Wulff, dressed in a suit and bereft of his well-known red-hair toupee, was jailed for four and a half years for two charges of corruption. He received a further six-month sentence for perverting the course of justice by trying to create a false version of events. He could be paroled in August 2020.
Standing in the dock with Wulff was former prominent businessman and lobbyist Wayne Myers, 64, who received two and a half year jail sentence, suspended after six months.
Myers, a close mate of late ALP State Treasurer Terry Mackenroth, had pleaded guilty to helping arrange bribes to be funnelled to Wulff from a contractor. He had acted as middleman in a “bogus consulting agreement” but quickly offered to investigators to wear a wire.
Myers had acted to “grease the wheels” at council through his political connections in a “quick kickback arrangement”, the court heard. He gave his wife a quick kiss and a wink before being taken to prison on Friday.
Wulff’s wife Sharon Oxenbridge, wearing a striped shirt, was given a three-year prison sentence, suspended after nine months. She knowingly was used to set up a false consulting arrangement to disguise contractor bribes.
Claude Walker, a contractor for council on works after the 2011 floods, copped a three-year sentence to be suspended after nine months. Walker had paid $5000 to Wulff in cash, and transferred electronically $99,000 to Oxenbridge and Wulff’s company Bojangles in 2012 and 2013.
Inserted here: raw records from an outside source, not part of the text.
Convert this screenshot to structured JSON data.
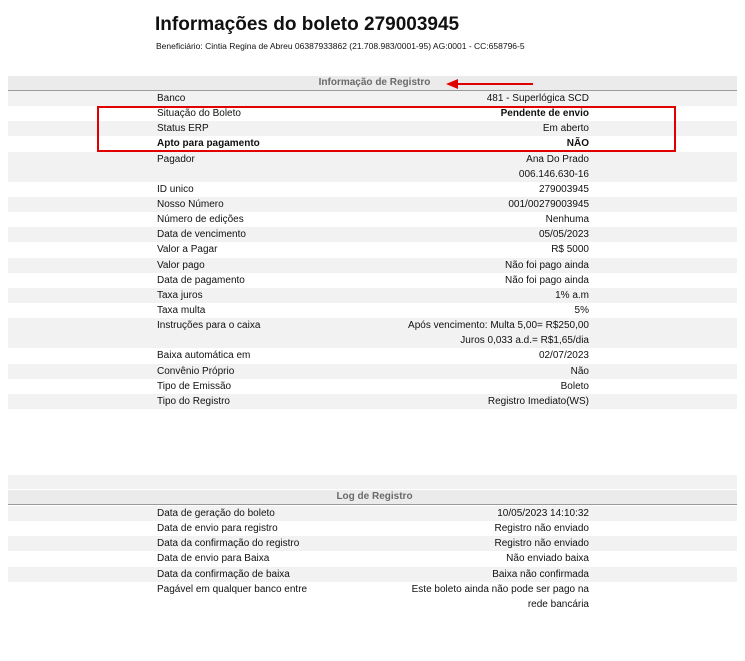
{
  "header": {
    "title": "Informações do boleto 279003945",
    "beneficiary": "Beneficiário: Cintia Regina de Abreu 06387933862  (21.708.983/0001-95) AG:0001 - CC:658796-5"
  },
  "registro": {
    "section_title": "Informação de Registro",
    "rows": [
      {
        "label": "Banco",
        "value": "481 - Superlógica SCD",
        "bold": false
      },
      {
        "label": "Situação do Boleto",
        "value": "Pendente de envio",
        "bold": false,
        "value_bold": true
      },
      {
        "label": "Status ERP",
        "value": "Em aberto",
        "bold": false
      },
      {
        "label": "Apto para pagamento",
        "value": "NÃO",
        "bold": true
      },
      {
        "label": "Pagador",
        "value": "Ana Do Prado",
        "bold": false
      },
      {
        "label": "",
        "value": "006.146.630-16",
        "bold": false,
        "continuation": true
      },
      {
        "label": "ID unico",
        "value": "279003945",
        "bold": false
      },
      {
        "label": "Nosso Número",
        "value": "001/00279003945",
        "bold": false
      },
      {
        "label": "Número de edições",
        "value": "Nenhuma",
        "bold": false
      },
      {
        "label": "Data de vencimento",
        "value": "05/05/2023",
        "bold": false
      },
      {
        "label": "Valor a Pagar",
        "value": "R$ 5000",
        "bold": false
      },
      {
        "label": "Valor pago",
        "value": "Não foi pago ainda",
        "bold": false
      },
      {
        "label": "Data de pagamento",
        "value": "Não foi pago ainda",
        "bold": false
      },
      {
        "label": "Taxa juros",
        "value": "1% a.m",
        "bold": false
      },
      {
        "label": "Taxa multa",
        "value": "5%",
        "bold": false
      },
      {
        "label": "Instruções para o caixa",
        "value": "Após vencimento: Multa 5,00= R$250,00",
        "bold": false
      },
      {
        "label": "",
        "value": "Juros 0,033 a.d.= R$1,65/dia",
        "bold": false,
        "continuation": true
      },
      {
        "label": "Baixa automática em",
        "value": "02/07/2023",
        "bold": false
      },
      {
        "label": "Convênio Próprio",
        "value": "Não",
        "bold": false
      },
      {
        "label": "Tipo de Emissão",
        "value": "Boleto",
        "bold": false
      },
      {
        "label": "Tipo do Registro",
        "value": "Registro Imediato(WS)",
        "bold": false
      }
    ]
  },
  "log": {
    "section_title": "Log de Registro",
    "rows": [
      {
        "label": "Data de geração do boleto",
        "value": "10/05/2023 14:10:32"
      },
      {
        "label": "Data de envio para registro",
        "value": "Registro não enviado"
      },
      {
        "label": "Data da confirmação do registro",
        "value": "Registro não enviado"
      },
      {
        "label": "Data de envio para Baixa",
        "value": "Não enviado baixa"
      },
      {
        "label": "Data da confirmação de baixa",
        "value": "Baixa não confirmada"
      },
      {
        "label": "Pagável em qualquer banco entre",
        "value": "Este boleto ainda não pode ser pago na"
      },
      {
        "label": "",
        "value": "rede bancária",
        "continuation": true
      }
    ]
  },
  "annotation_colors": {
    "highlight": "#e00000",
    "arrow": "#e00000"
  }
}
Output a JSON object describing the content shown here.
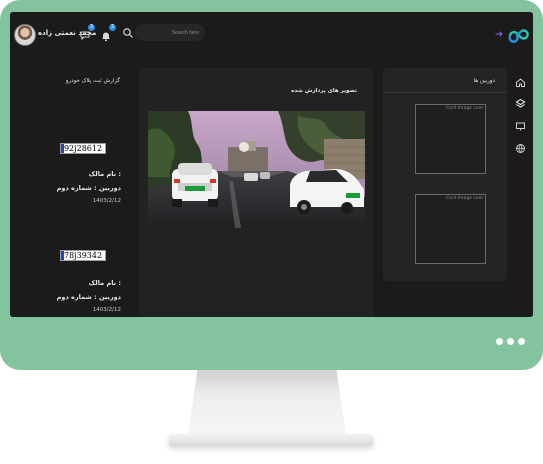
{
  "header": {
    "user_name": "محمد نعمتی زاده",
    "chat_badge": "3",
    "bell_badge": "3",
    "search_placeholder": "Search here"
  },
  "plate_report": {
    "title": "گزارش ثبت پلاک خودرو",
    "items": [
      {
        "plate": "92j28612",
        "owner_label": "نام مالک :",
        "camera": "دوربین : شماره دوم",
        "date": "1403/2/12"
      },
      {
        "plate": "78j39342",
        "owner_label": "نام مالک :",
        "camera": "دوربین : شماره دوم",
        "date": "1403/2/12"
      }
    ]
  },
  "processed_images": {
    "title": "تصویر های پردازش شده"
  },
  "cameras": {
    "title": "دوربین ها",
    "items": [
      {
        "alt": "Cord Image cam"
      },
      {
        "alt": "Cord Image cam"
      }
    ]
  },
  "colors": {
    "monitor": "#83c49f",
    "screen_bg": "#1b1b1b",
    "panel_bg": "#222222",
    "accent_teal": "#27c7a7",
    "accent_blue": "#2e8fe0",
    "arrow_purple": "#8b5cf6"
  },
  "icons": {
    "topbar": [
      "user-avatar",
      "chat-icon",
      "bell-icon",
      "search-icon",
      "arrow-right-icon",
      "logo-icon"
    ],
    "sidebar": [
      "home-icon",
      "layers-icon",
      "monitor-icon",
      "globe-icon"
    ]
  }
}
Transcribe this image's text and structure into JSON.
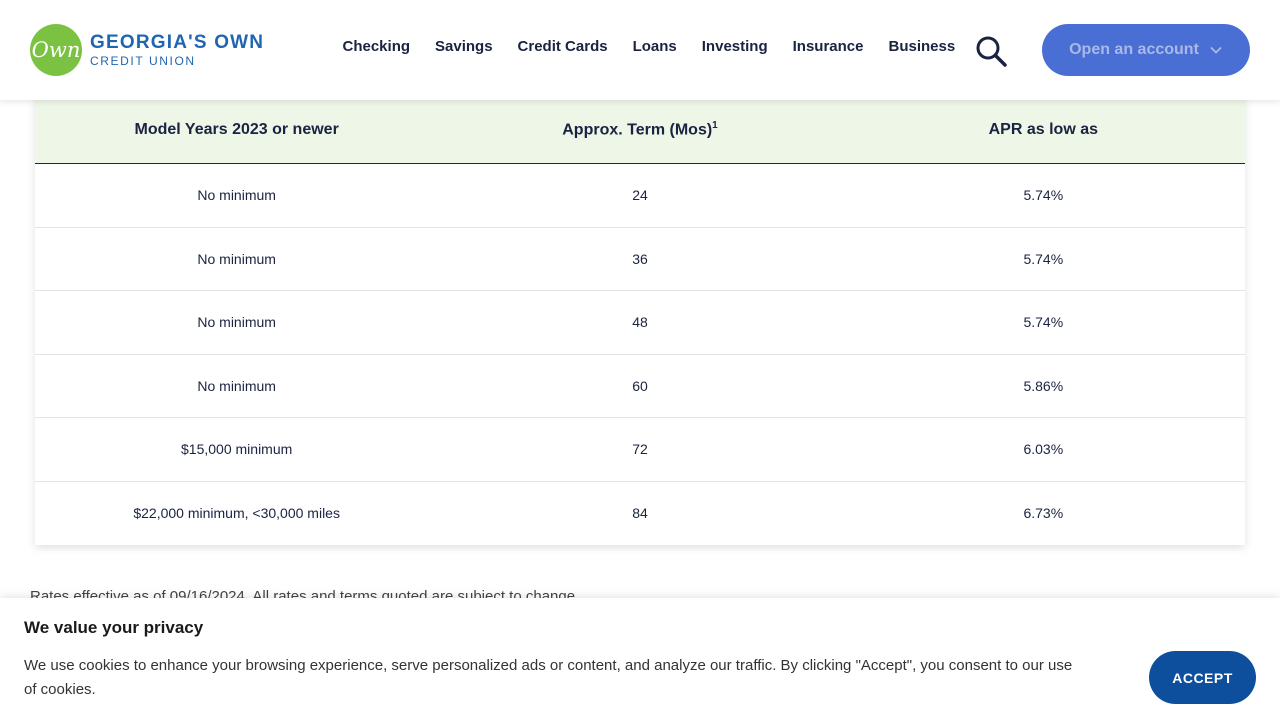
{
  "brand": {
    "logo_mark": "Own",
    "name_line1": "GEORGIA'S OWN",
    "name_line2": "CREDIT UNION",
    "colors": {
      "logo_green": "#7cc242",
      "brand_blue": "#1f66b0",
      "button_blue": "#4a6fd4",
      "accept_blue": "#0d4f9c",
      "header_row_bg": "#eef6e8"
    }
  },
  "nav": {
    "items": [
      "Checking",
      "Savings",
      "Credit Cards",
      "Loans",
      "Investing",
      "Insurance",
      "Business"
    ],
    "search_icon": "search-icon",
    "open_account_label": "Open an account",
    "open_account_icon": "chevron-down-icon"
  },
  "table": {
    "headers": [
      "Model Years 2023 or newer",
      "Approx. Term (Mos)",
      "APR as low as"
    ],
    "term_footnote_marker": "1",
    "rows": [
      [
        "No minimum",
        "24",
        "5.74%"
      ],
      [
        "No minimum",
        "36",
        "5.74%"
      ],
      [
        "No minimum",
        "48",
        "5.74%"
      ],
      [
        "No minimum",
        "60",
        "5.86%"
      ],
      [
        "$15,000 minimum",
        "72",
        "6.03%"
      ],
      [
        "$22,000 minimum, <30,000 miles",
        "84",
        "6.73%"
      ]
    ]
  },
  "footnote": "Rates effective as of 09/16/2024. All rates and terms quoted are subject to change.",
  "cookie": {
    "title": "We value your privacy",
    "text": "We use cookies to enhance your browsing experience, serve personalized ads or content, and analyze our traffic. By clicking \"Accept\", you consent to our use of cookies.",
    "accept_label": "ACCEPT"
  }
}
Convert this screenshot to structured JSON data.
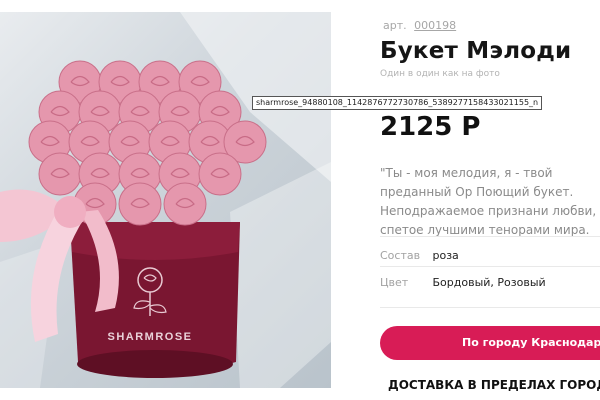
{
  "product": {
    "sku_label": "арт.",
    "sku_number": "000198",
    "title": "Букет Мэлоди",
    "subtitle": "Один в один как на фото",
    "price": "2125 Р",
    "description": "\"Ты - моя мелодия, я - твой преданный Ор Поющий букет. Неподражаемое признани любви, спетое лучшими тенорами мира.",
    "attributes": [
      {
        "label": "Состав",
        "value": "роза"
      },
      {
        "label": "Цвет",
        "value": "Бордовый, Розовый"
      }
    ]
  },
  "photo": {
    "box_brand": "SHARMROSE",
    "tooltip": "sharmrose_94880108_1142876772730786_5389277158433021155_n"
  },
  "actions": {
    "city_button": "По городу Краснодар",
    "delivery_heading": "ДОСТАВКА В ПРЕДЕЛАХ ГОРОДА"
  },
  "colors": {
    "accent": "#d81c56",
    "box": "#7a1631",
    "rose": "#e597ad",
    "ribbon": "#f4c6d3"
  },
  "icons": {
    "box_logo": "rose-logo-icon"
  }
}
Both Walker and Wulff had managed to hide their corrupt activities despite the CCC back in 2013 investigating and clearing the duo, after Courier-Mail articles revealing some private business dealings together.
The CCC has since 2016 been probing Ipswich council, and charged more than a dozen people in the aftermath.
That includes the once spectacularly popular mayor Paul Pisasale, who is facing charges including corruption, fraud and illegal possession of a sex drug. Pisasale has indicated he will combat the charges.